Here are some other really great quotations from that famous SCOTUS case, penned by Justice John Marshall Harlan of Kentucky, a well-known champion of individual liberties known for his dissent in Plessy v. Ferguson (you know, that black mark on American jurisprudence that upheld the evils of racial segregation), just as a reminder of why the public good can, in specific areas, override individual liberties:

  • “. . . [the U.S. Supreme Court] has distinctly recognized the authority of a state to enact quarantine laws and ‘health laws of every description’ . . ..” Id. at 25.
  • “Society based on the rule that each one is a law unto himself would soon be confronted with disorder and anarchy.” Id. at 26.
  • “Real liberty for all could not exist under the operation of a principle which recognizes the right of each individual person to use his own [principle], . . ., regardless of the injury that may be done to others.” Id.
  • “Even liberty itself, the greatest of all rights, is not unrestricted license to act according to one’s own will. It is only freedom from restraint under conditions essential to the equal enjoyment of the same right by others. It is, then, liberty regulated by law.” Id. at 26-27, quoting Crowley v.
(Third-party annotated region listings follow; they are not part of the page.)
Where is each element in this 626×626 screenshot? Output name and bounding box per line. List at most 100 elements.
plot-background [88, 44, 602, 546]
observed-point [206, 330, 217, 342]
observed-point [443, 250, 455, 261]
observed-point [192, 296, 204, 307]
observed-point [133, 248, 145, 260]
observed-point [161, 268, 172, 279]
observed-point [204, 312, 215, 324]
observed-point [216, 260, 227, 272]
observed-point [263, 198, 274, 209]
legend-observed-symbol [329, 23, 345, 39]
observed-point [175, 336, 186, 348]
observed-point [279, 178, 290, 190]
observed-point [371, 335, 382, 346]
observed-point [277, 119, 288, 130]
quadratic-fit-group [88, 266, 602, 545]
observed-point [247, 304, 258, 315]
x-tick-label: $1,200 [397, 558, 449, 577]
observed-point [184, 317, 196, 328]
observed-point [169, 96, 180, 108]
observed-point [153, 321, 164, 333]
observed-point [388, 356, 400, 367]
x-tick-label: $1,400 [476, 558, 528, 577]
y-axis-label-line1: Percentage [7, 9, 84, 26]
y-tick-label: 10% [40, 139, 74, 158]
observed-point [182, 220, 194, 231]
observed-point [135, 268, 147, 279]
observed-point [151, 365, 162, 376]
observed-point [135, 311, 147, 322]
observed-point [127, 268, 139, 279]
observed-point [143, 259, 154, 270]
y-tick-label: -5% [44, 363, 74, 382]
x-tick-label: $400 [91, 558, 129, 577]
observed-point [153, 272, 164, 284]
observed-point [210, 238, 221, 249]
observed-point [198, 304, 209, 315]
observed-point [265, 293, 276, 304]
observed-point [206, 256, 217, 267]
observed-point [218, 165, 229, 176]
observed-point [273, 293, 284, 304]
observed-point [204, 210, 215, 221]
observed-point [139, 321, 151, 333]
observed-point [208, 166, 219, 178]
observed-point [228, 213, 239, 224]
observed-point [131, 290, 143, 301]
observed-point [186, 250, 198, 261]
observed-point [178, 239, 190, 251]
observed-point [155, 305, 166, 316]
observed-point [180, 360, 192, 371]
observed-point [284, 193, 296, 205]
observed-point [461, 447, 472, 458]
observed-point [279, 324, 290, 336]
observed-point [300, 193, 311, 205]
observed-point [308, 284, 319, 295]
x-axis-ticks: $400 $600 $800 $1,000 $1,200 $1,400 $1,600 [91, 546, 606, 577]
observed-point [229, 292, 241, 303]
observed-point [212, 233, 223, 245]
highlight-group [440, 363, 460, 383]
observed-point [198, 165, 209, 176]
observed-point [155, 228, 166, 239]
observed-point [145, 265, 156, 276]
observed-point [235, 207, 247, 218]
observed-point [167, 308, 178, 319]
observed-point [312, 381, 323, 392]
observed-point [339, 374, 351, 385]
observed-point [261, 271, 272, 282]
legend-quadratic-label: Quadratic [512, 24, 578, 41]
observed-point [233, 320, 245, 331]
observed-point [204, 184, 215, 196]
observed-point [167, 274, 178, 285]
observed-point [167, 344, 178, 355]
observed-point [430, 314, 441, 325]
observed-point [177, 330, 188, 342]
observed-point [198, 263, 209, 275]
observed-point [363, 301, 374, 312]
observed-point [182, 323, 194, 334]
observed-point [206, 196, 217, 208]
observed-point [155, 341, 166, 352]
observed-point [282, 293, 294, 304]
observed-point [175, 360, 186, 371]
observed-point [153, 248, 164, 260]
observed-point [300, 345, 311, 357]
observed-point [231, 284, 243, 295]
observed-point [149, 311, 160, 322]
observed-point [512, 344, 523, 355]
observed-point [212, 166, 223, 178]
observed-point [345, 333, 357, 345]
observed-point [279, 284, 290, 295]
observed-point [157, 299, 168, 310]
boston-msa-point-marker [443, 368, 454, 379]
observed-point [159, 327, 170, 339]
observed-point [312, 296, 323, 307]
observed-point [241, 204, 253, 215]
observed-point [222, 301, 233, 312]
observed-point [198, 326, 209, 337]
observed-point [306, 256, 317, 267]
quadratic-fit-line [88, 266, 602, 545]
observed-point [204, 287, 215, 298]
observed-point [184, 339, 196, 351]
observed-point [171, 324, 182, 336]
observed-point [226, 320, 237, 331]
Christensen, 137 U.S. 86, 89 (1890).
  • “Upon the principle of self-defense, of paramount necessity, a community has the right to protect itself against an epidemic of disease which threatens the safety of its members.” Id. at 27.
  • “. . . [I]t was the duty of the constituted authorities primarily to keep in view the welfare, comfort, and safety of the many, and not permit the interests of the many to be subordinated to the wishes or convenience of the few.” Id. at 29.
  • “There is, of course, a sphere within which the individual may assert the supremacy of his own will, and rightfully dispute the authority of any human government, — especially of any free government existing under a written constitution, to interfere with the exercise of that will. But it is equally true that in every well-ordered society charged with the duty of conserving the safety of its members the rights of the individual in respect of his liberty may at times, under the pressure of great dangers, be subjected to such restraint, to be enforced by reasonable regulations, as the safety of the general public may demand.” Id.

Therefore, dear friends, when you hear yourself or someone else say mask mandates or social distancing or vax-only policies or what-have-you are a violation of the individual liberties guaranteed to you by the Constitution, just think about good ole Justice Harlan, who would most likely tell you that dog won’t hunt.